4. Counting calories might be the way you want to go here - it is flexible and most places like fast food restaurants have a nutrition guide if you ask for one that will tell you how many calories are in their food. I don't recommend fast food while losing weight though - all you have to do is look at one nutrition guide from those places and you will see why!

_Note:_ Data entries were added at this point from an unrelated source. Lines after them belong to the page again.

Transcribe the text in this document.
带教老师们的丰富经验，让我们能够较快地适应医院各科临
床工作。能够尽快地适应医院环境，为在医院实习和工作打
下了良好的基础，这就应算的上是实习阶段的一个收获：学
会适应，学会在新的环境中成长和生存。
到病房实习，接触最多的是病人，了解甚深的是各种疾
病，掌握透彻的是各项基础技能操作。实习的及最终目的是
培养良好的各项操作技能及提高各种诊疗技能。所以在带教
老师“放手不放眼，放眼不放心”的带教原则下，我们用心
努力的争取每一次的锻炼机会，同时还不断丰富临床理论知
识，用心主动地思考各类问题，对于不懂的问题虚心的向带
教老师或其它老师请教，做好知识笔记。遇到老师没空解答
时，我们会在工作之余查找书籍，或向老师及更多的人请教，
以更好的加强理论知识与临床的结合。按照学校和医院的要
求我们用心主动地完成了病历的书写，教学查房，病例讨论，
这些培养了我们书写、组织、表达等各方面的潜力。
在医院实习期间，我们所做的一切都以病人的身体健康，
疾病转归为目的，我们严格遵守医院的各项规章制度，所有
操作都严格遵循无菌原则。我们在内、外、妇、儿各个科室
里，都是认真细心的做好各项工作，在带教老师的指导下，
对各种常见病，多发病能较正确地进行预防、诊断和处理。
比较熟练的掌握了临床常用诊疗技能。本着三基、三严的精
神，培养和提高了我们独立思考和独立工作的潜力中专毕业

If you don't want to spend time tracking food and counting calories, there is something you can do that is a little easier. There is another book "Body for Life" by Bill Phillips that has virtually the same principles as the book I mentioned earlier.. but it does not focus on counting calories. Both plans will have you eating 6 smaller meals each day.. that will keep you from getting hungry

The basic idea is (in case you want to start doing something right away):

Every day eat 6 portions of protein and 6 portions of good carbohydrates. A "portion" would be about the size of your clenched fist for good carbohydrates & vegetables, and about the size of a deck of cards for your proteins. You will also add a vegetable portion to two of your meals each day. Eat 6 small meals spaced about 2-3 hours apart. You can find a list of foods here:

http://bodyforlife.com/nutrition/foodlist.asp

And, on the Body for Life plan you get one day a week as a free day. Eat anything you want that day.

5. If you don't like any of the above, you can always put together your own type of easier calorie counting using prepackaged frozen meals you can find at the grocery store - things like Weight Watchers Smart Ones meals, Lean Cuisine meals, Healthy Choice, etc.

6. You will obviously have to enlist the help of whoever buys the groceries & cooks the meals in your house. I bet whoever that is would be happy to help out, though!

Most importantly, put together something you can live with. You don't have to use one specific program - there are many, many ways people lose weight - customize something you can do and that fits you.

Lastly, you have to want it. You have to put all the excuses aside & just do what needs to be done - no temporary taste in your mouth will be as good as looking in the mirror a few months from now each and every day and being proud of what you see. Losing weight is also 99% mental.

And now I have written my own book and I really hope it makes some sense. LOL! I want to see you succeed - I often wish I had known what was in that first book I mentioned a long, long time ago. Good luck to you and remember to ask questions here - everyone is very helpful!

Last edited by HotWings; 08-20-2009 at 01:44 AM.